Amidst ominous revelations of Trump’s anti-igaming donors, rumours from Capitol Hill suggest US attorney general Jeff Sessions is preparing to make good on his promise to “revisit” a federal ban of online gambling.
Only two months into his new role as US attorney general, and Alabama senator Jeff Sessions is reportedly gearing up for a federal assault on online gaming law.
The escalation comes only days after the true extent of Trump’s donations from anti-igaming lobbyist Sheldon Adelson were revealed, and amidst growing resistance from the nation’s governors.
Rumours began circulating mid- April when one US gaming consultant, Chris Grove, took to a column in the Huffington Post to warn of Sessions’ supposed intentions.
“The chatter on the Hill is that attorney general Jeff Sessions is considering a federal ban on stateregulated online gambling,” said Grove. “That’s despite a lack of any public support for such a ban, concerted pushback from states’ rights advocates, and overwhelming opposition from the National Governors Association.”
The NGA, a group comprising every governor for each of the 50 states, had only a week prior written to the new attorney general urging him to leave online gambling legislation in the hands of state lawmakers.
“The nation’s governors are concerned with legislative or administrative actions that would ban online internet gaming and internet lottery sales,” the governor’s’ letter reads.
“The regulation of gaming has historically been addressed by the states. While individual governors have different views about offering gaming – in a variety of forms – within their own states, we agree that decisions at the federal level that affect state regulatory authority should not be made unilaterally without state input.”
Concerns were first raised after remarks made by Sessions in his confirmation hearing this January. When asked for his views on a 2011 opinion made by his predecessor – who decided that the 1961 Wire Act was a ban on sports betting only, and not a prohibition of internet gambling – Sessions said he was “shocked” and would “revisit it.” In doing so the controversial AG would bypass the legislature in imposing a federal ban, which critics say, could not possibly have been the intention when the bill was passed in 1961, well before the advent of the internet.
Notwithstanding, the nation’s governors remain staunchly opposed: “States are best equipped to regulate and enforce online gaming,” the letter continues. “A ban drives this activity offshore to unregulated jurisdictions, out of the reach of state and federal law enforcement and with risk to consumers.”
Adding to the scare, a Federal Electoral Commission filing released the same week, showed casino billionaire and notorious anti-igaming activist Sheldon Adelson, had contributed $5m to Trump’s inauguration, on top of the $11.2m he donated to Trump’s election campaign.
Adelson is also reported to have gifted $20m to the GOP Senate Leadership Fund in September, only days before a bill was reintroduced to the senate, with the aim of “restoring” the 1961 Wire Act to also cover online gaming.

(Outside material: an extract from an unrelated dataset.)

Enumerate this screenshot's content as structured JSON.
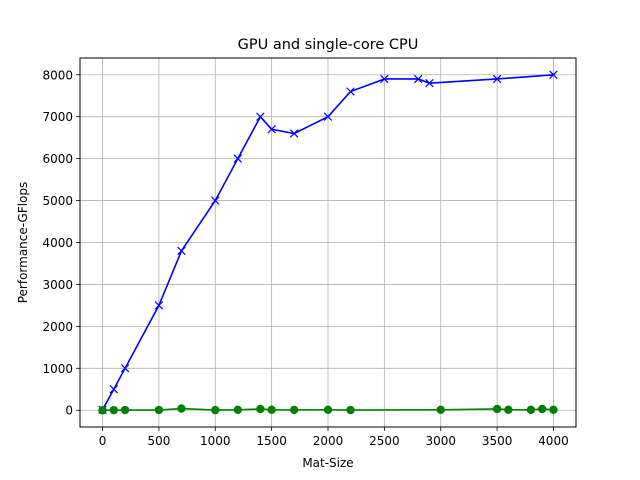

“Regardless of AG Sessions’ actual motivations, it will be difficult to see a federal ban as anything more than the fulfilment of Adelson’s wishes to eliminate a product that might compete with his land-based casino empire,” Grove wrote.
Whether Sessions is doing Adelson’s bidding through Trump is unknown, but the anti-federalist and anti-business attack is thought to be a contradictory signal for a republican president to be sending.
“[Online gambling] has to happen because many other countries are doing it and, like usual, the US is just missing out,” Trump said in 2011.
Half a dozen states are now preparing to regulate igaming in 2017. Trump’s former home, Atlantic City, has this month shown to have reversed its fortunes thanks to online revenues; cases of irresponsible gaming are next to none. And Pennsylvania is expected to generate half a billion in taxes over only five years, once their bill is passed.
“What’s worse, scholars and lawyers agree that a federal ban would be unlikely to hold up in court,” Grove adds. “That means the entire exercise would be little more than a waste of time – a waste of time that will cost real people good jobs and put cash-strapped states in a tougher spot than they already are.”